Pay-TV video and related revenues fell 4.9% to $3.288 billion. Broadband revenues plunged 33.9% year over year to $60.6 million.
Equipment sales and other revenues surged 41.3% to $45.8 million.
The United States contributed 99.6% of revenues, declining 5.4% year over year to $3.380 billion. Canada and Mexico contributed the rest of the revenues, surging 25.2% from the year-ago quarter to $14.7 million.
In the third quarter, subscriber-related expenses declined 5.1% year over year to $2.123 billion. However, as percentage of revenues, subscriber-related expenses increased 10 basis points (bps) on a year-over-year basis to 62.6%.
Total subscriber acquisition costs (SACs) plunged 41.4% from the year-ago quarter to $186.9 million. As percentage of revenues, SACs declined 340 bps to 5.5%. DISH TV SAC was $721 down from $750 reported in the year-ago quarter.
EBITDA increased 9.1% year over year to $742.6 million.
Operating income surged 25.3% year over year to $562.7 million.

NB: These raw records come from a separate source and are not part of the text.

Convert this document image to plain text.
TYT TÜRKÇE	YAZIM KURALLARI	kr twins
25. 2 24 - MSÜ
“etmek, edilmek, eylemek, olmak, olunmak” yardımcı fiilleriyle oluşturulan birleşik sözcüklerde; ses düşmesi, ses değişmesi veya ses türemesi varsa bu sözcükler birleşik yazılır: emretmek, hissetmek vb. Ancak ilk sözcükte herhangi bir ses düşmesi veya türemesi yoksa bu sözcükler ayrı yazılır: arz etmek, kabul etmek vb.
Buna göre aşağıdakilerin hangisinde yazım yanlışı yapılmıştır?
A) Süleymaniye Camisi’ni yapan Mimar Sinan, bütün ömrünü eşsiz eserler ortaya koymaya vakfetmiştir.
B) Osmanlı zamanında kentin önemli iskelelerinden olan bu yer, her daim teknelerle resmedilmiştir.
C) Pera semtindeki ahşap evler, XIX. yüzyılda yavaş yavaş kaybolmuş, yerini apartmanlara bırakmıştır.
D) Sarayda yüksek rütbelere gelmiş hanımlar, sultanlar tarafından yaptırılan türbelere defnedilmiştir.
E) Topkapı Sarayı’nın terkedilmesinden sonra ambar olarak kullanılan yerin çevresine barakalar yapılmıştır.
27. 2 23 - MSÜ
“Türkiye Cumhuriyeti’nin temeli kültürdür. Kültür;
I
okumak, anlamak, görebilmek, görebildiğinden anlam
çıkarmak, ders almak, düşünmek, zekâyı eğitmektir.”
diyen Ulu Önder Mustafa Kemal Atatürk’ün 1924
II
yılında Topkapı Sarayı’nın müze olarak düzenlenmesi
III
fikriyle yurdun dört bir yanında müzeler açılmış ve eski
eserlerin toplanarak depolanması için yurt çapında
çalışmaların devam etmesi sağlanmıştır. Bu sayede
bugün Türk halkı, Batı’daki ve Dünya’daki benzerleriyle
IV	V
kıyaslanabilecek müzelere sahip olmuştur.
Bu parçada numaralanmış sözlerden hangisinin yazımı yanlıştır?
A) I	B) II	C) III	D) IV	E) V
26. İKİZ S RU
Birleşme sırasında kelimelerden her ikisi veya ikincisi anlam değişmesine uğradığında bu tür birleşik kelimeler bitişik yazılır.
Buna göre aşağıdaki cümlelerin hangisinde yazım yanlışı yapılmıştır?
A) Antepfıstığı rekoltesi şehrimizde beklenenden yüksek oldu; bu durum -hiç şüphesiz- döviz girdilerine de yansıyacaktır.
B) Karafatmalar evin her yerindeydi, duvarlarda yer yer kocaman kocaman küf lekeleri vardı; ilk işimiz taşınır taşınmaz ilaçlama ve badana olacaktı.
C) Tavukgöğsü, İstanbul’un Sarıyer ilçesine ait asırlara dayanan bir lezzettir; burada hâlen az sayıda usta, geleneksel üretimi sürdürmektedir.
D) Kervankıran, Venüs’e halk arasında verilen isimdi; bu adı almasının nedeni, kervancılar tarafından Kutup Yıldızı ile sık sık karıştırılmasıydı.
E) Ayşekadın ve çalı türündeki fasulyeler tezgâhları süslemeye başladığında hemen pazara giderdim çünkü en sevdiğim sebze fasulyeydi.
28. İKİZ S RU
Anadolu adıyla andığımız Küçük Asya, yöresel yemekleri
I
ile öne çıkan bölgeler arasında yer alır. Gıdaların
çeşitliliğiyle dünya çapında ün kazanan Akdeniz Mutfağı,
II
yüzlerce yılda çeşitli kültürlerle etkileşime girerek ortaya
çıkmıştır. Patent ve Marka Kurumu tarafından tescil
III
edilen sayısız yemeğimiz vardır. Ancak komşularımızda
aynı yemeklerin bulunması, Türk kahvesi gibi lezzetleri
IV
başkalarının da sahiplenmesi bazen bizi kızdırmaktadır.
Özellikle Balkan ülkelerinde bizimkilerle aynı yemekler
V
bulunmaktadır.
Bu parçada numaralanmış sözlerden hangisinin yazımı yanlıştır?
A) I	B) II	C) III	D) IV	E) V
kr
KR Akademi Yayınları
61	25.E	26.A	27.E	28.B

Operating margin expanded 400 bps to 16.6% in the reported quarter.
How Have Estimates Been Moving Since Then?
It turns out, fresh estimates flatlined during the past month. The consensus estimate has shifted 9.34% due to these changes.
At this time, Dish has a subpar Growth Score of D, however its Momentum Score is doing a lot better with an A. Following the exact same course, the stock was allocated a grade of A on the value side, putting it in the top 20% for this investment strategy.
Overall, the stock has an aggregate VGM Score of B. If you aren't focused on one strategy, this score is the one you should be interested in.
Dish has a Zacks Rank #2 (Buy). We expect an above average return from the stock in the next few months.